O Ministério Público denunciou o Prefeito e o Secretário por dois fatos. De acordo com parecer técnico do MP, houve corte de vegetação nativa e descarte de resíduos sólidos urbanos em área verde.

Segundo a denúncia, entre janeiro e julho de 2015, ambos teriam destruído e danificado uma floresta considerada de preservação permanente em uma área verde no Centro Municipal de Eventos, sem autorização ou licença da autoridade ambiental competente. Além disso, a Promotoria de Prefeitos os acusa de usar este local para serviços potencialmente poluidores também sem autorização do Departamento de Floresta e Áreas Protegidas (DEFAP).

Defesa

O Prefeito afirmou que a degradação foi praticada por invasores quando a área pertencia a um particular, antes de 2013. A desapropriação do local ocorreu em maio de 2015 com a finalidade de preservá-la. Sobre o depósito de entulhos de construção civil e podas de árvores colocados no terreno, José Bernardes alega que foram para a contenção de forte erosão. Disse ainda que pneus, sofás e resíduos domésticos encontrados ali não foram lançados pelo Município e que, logo após a desapropriação, não havia vigilância e a área não estava cercada.

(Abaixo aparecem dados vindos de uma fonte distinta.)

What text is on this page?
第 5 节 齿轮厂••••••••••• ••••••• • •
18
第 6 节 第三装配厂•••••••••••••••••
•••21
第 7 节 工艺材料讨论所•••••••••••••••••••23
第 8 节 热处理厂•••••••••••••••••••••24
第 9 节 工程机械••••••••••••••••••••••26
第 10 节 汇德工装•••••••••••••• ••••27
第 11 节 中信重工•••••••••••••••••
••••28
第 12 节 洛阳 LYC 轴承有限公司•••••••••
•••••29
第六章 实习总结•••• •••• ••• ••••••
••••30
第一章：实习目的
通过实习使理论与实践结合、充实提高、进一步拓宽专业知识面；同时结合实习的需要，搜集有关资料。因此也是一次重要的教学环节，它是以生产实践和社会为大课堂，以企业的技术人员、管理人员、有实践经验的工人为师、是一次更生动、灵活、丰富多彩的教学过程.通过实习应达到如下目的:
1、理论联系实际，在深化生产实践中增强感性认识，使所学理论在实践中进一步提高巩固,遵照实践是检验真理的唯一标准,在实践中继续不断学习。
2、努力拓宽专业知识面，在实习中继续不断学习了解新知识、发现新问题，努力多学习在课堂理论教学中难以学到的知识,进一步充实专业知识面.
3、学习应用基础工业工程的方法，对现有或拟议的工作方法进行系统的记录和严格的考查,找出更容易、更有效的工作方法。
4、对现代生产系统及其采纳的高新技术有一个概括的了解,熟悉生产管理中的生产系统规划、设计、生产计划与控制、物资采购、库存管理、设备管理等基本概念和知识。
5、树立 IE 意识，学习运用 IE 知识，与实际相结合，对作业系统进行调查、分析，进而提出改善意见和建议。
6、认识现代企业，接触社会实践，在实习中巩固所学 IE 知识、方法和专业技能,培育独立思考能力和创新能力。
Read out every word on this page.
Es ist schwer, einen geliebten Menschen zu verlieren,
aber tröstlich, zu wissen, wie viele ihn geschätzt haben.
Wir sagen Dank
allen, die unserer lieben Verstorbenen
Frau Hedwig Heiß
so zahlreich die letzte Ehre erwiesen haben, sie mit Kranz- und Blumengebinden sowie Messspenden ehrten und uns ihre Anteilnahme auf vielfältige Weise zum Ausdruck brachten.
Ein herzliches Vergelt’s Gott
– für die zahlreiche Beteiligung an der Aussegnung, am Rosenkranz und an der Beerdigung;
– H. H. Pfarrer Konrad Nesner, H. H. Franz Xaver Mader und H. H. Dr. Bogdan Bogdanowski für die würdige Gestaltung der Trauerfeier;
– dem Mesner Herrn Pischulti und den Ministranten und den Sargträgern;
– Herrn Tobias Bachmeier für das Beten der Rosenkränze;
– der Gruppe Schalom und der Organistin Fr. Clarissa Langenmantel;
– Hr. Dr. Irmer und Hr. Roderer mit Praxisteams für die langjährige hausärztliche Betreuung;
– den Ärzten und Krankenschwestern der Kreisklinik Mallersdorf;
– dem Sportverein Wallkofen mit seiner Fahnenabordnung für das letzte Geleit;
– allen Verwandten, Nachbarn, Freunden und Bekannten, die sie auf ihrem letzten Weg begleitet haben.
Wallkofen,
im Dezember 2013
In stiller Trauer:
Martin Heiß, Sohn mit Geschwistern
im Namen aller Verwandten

A defesa do Secretário de Obras seguiu os mesmos argumentos.

Decisão

Em seu voto o relator, Desembargador Julio Cesar Finger atesta que nenhum elemento há de quando se deu o corte da provável vegetação nativa que existia no local. Ele descreve que a investigação se iniciou a partir da denúncia de um morador de Capela de Santana que não quis se identificar. A testemunha apresentou fotos da área que não comprovariam o período em que houve a degradação. E, por este motivo, foi rejeitada a denúncia com relação a este fato.

Já quanto à responsabilidade da colocação de resíduos sólidos urbanos na área, o magistrado acredita que há provas de materialidade e indícios de autoria suficientes para o início da ação penal. Assim, foi recebida a denúncia com relação ao segundo fato e determinada que seja dada vista ao Ministério Público para que se pronuncie sobre eventual proposta de suspensão condicional do processo.

Acompanharam o voto do relator o Desembargador Newton Brasil de Leão e o Juiz convocado Mauro Borba.